Colin Fraser was born in Glasgow, Scotland in 1957 and received training to become a teacher at Brighton Polytechnic in England. Fraser taught courses in art for several years in the seaside town of
Worthing, England. He moved to Sweden in 1981 to fulfill a teaching position, but left this role in 1983 to pursue painting and to exhibit his work full time.
During his training at Brighton he mastered oils, acrylics, and watercolors, but he was in search of a more durable medium. Colin needed something that could travel better than common mediums so he began researching and teaching himself the egg tempera painting technique.
I’m not going to do a deep dive into egg tempera today, but here’s a brief overview. Egg tempera was the primary painting technique during the Byzantine period and Italian Renaissance. Egg tempera paint is made by mixing powdered dry pigments with egg yolk as a binder, and typically with another ingredient like water, vinegar, or wine added to prevent cracking of the applied paint. It’s a permanent, quick drying mixture, and creates stunning effects within works of art.
If you’d like to learn more about egg tempera, click here to read our previous Technique Tuesday post discussing its role in art history.
Egg tempera gives Fraser’s work a translucent, bright quality, which makes his compositions feel extremely open and freeing. The artist says; “It’s a medium fraught with technical difficulties, but therein lies its charm. Brushstrokes dry instantly and are never fully opaque, so just about every mark the painter makes shows.”

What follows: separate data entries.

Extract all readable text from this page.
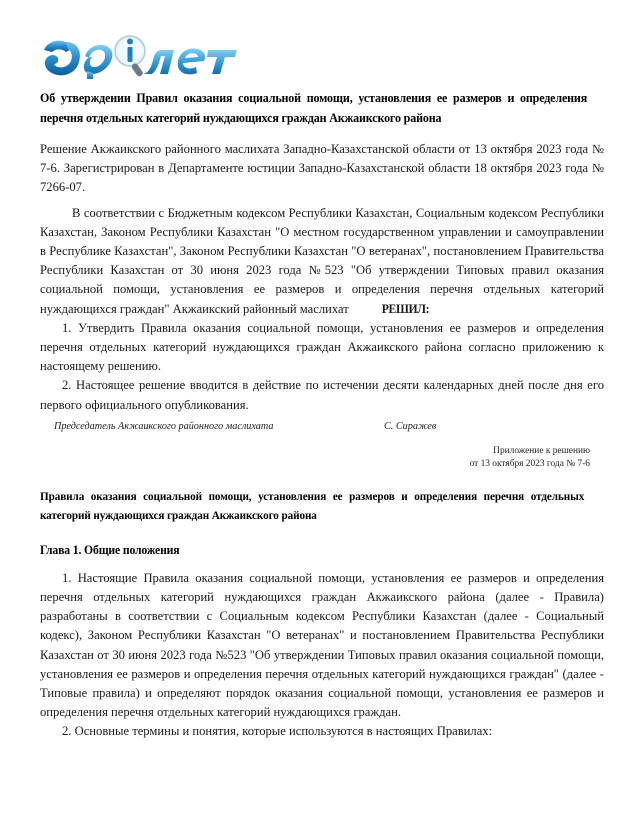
Об утверждении Правил оказания социальной помощи, установления ее размеров и определения перечня отдельных категорий нуждающихся граждан Акжаикского района

Решение Акжаикского районного маслихата Западно-Казахстанской области от 13 октября 2023 года № 7-6. Зарегистрирован в Департаменте юстиции Западно-Казахстанской области 18 октября 2023 года № 7266-07.

В соответствии с Бюджетным кодексом Республики Казахстан, Социальным кодексом Республики Казахстан, Законом Республики Казахстан "О местном государственном управлении и самоуправлении в Республике Казахстан", Законом Республики Казахстан "О ветеранах", постановлением Правительства Республики Казахстан от 30 июня 2023 года №523 "Об утверждении Типовых правил оказания социальной помощи, установления ее размеров и определения перечня отдельных категорий нуждающихся граждан" Акжаикский районный маслихат РЕШИЛ:

1. Утвердить Правила оказания социальной помощи, установления ее размеров и определения перечня отдельных категорий нуждающихся граждан Акжаикского района согласно приложению к настоящему решению.

2. Настоящее решение вводится в действие по истечении десяти календарных дней после дня его первого официального опубликования.

Председатель Акжаикского районного маслихата	С. Сиражев
Приложение к решению
от 13 октября 2023 года № 7-6
Правила оказания социальной помощи, установления ее размеров и определения перечня отдельных категорий нуждающихся граждан Акжаикского района
Глава 1. Общие положения

1. Настоящие Правила оказания социальной помощи, установления ее размеров и определения перечня отдельных категорий нуждающихся граждан Акжаикского района (далее - Правила) разработаны в соответствии с Социальным кодексом Республики Казахстан (далее - Социальный кодекс), Законом Республики Казахстан "О ветеранах" и постановлением Правительства Республики Казахстан от 30 июня 2023 года №523 "Об утверждении Типовых правил оказания социальной помощи, установления ее размеров и определения перечня отдельных категорий нуждающихся граждан" (далее - Типовые правила) и определяют порядок оказания социальной помощи, установления ее размеров и определения перечня отдельных категорий нуждающихся граждан.

2. Основные термины и понятия, которые используются в настоящих Правилах:
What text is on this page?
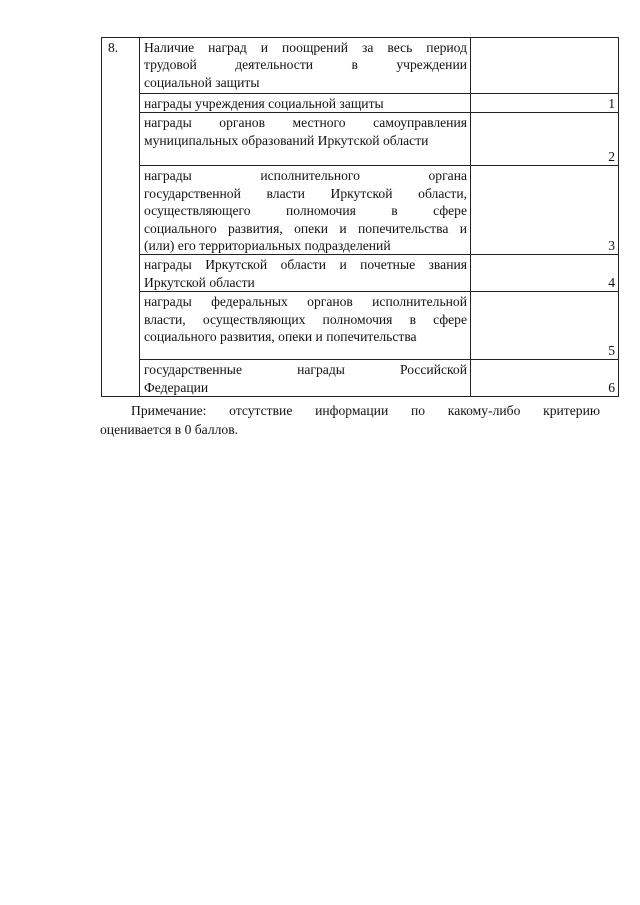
8.	Наличие наград и поощрений за весь период
трудовой деятельности в учреждении
социальной защиты	

	награды учреждения социальной защиты	1

	награды органов местного самоуправления
муниципальных образований Иркутской области	2

	награды исполнительного органа
государственной власти Иркутской области,
осуществляющего полномочия в сфере
социального развития, опеки и попечительства и
(или) его территориальных подразделений	3

	награды Иркутской области и почетные звания
Иркутской области	4

	награды федеральных органов исполнительной
власти, осуществляющих полномочия в сфере
социального развития, опеки и попечительства	5

	государственные награды Российской
Федерации	6
Примечание: отсутствие информации по какому-либо критерию
оценивается в 0 баллов.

As you approach a Fraser you begin to pick up every brushstroke, tonal variation, and shadow then as you step away those details almost vanish and present a breathtaking scene. The colors in a Colin Fraser are so unique and exemplify the true potential of egg tempera.
About two weeks ago, we received the new works above and we can’t get enough of them! They are extremely bright, soothing, and magical.
I posed a few questions to Colin about these three paintings, he gave us some insight on his inspirations and process behind them. Enjoy my mini interview with him!
Q. What was your inspiration for Black Glass? Did you approach this painting differently than your other works and is the piece a part of a black and white series?
A. This was the second of a series of 4 monochromatic or black and white temperas I have done recently. I have long been interested in the feeling of time that paintings document and capture in a way that photography never can. A photograph records a split second in time with the clock stopped and a millisecond captured in the image. It’s a one eyed view of reality, with an extreme one point central – perspective imagery. A painting, particularly a tempera which takes many days, weeks or months to complete documents a different time schedule within picture frame. The clock hasn’t stopped and time, although arrested has not stopped but is ongoing. Looking at a painting can be like entering a time capsule where all is about to change. The clock hasn’t stopped but ticks on, albeit at a different pace to reality. With this in mind I chose the black and white theme to work on to emphasize the time aspect of the work. Old movies from the 30 s and 40s and black and white photos; old family snaps or large modern day posters have pretty much a monopoly on the black and white image. What would a painting, a tempera look like in black and white and how would the luster and depth of an egg-tempera come over in monochrome? It was a fascinating process to work with.
Q. In Time is such a phenomenal painting and it gets an incredible reaction here in the gallery. The number one question we get is the location; is the scene from a memory, your home, or a home you’ve visited? It’s such an inviting and enchanting scene, a place everyone wants to visit.
A. In 2016 I rented a house on the south -west coast of England in Polzeath on the north cornish coast. It was march, almost still winter and I was alone and spent the entire week working in this house situated right on the side of the beach. It’s never enough for me to paint scenes or places of beauty. That doesn’t really interest me. It has to be somewhere that means something to me where I have an emotional connection. It had long been in my mind to return to Polzeath, a place I spent many holidays in my teenage years. The constant changing of the tidal sea waters had had left a deep impression on me and to return there to work after forty years absence was very special. In time is a reference to the ever -changing tide as well as my own journey through the decades which somehow came to life during that for me, remarkable week.
Q. Can you share any insight on your inspiration for Sunside? It is a masterful composition, the streams of light in this painting feel so real and just looking at the sunlight I feel the warmth!
A. Sunside is one of series of nudes l painted in my studio, here in Sweden. It’s the side of the studio, the south, where the sun streams in through the large windows at this time of year, all day. My wife, Eva, has posed for many temperas through the years and this is one of the last in a long series which started in the early nineties. Working in series means that the pictures have their roots in previous pictures. Working on a particular subject somehow elevates its meaning to you, the painter. It has to mean something significant to you. If your going to commit weeks or months to a work the subject matter has to stir an excitement within that is lasting and significant about who you are and what makes you tick.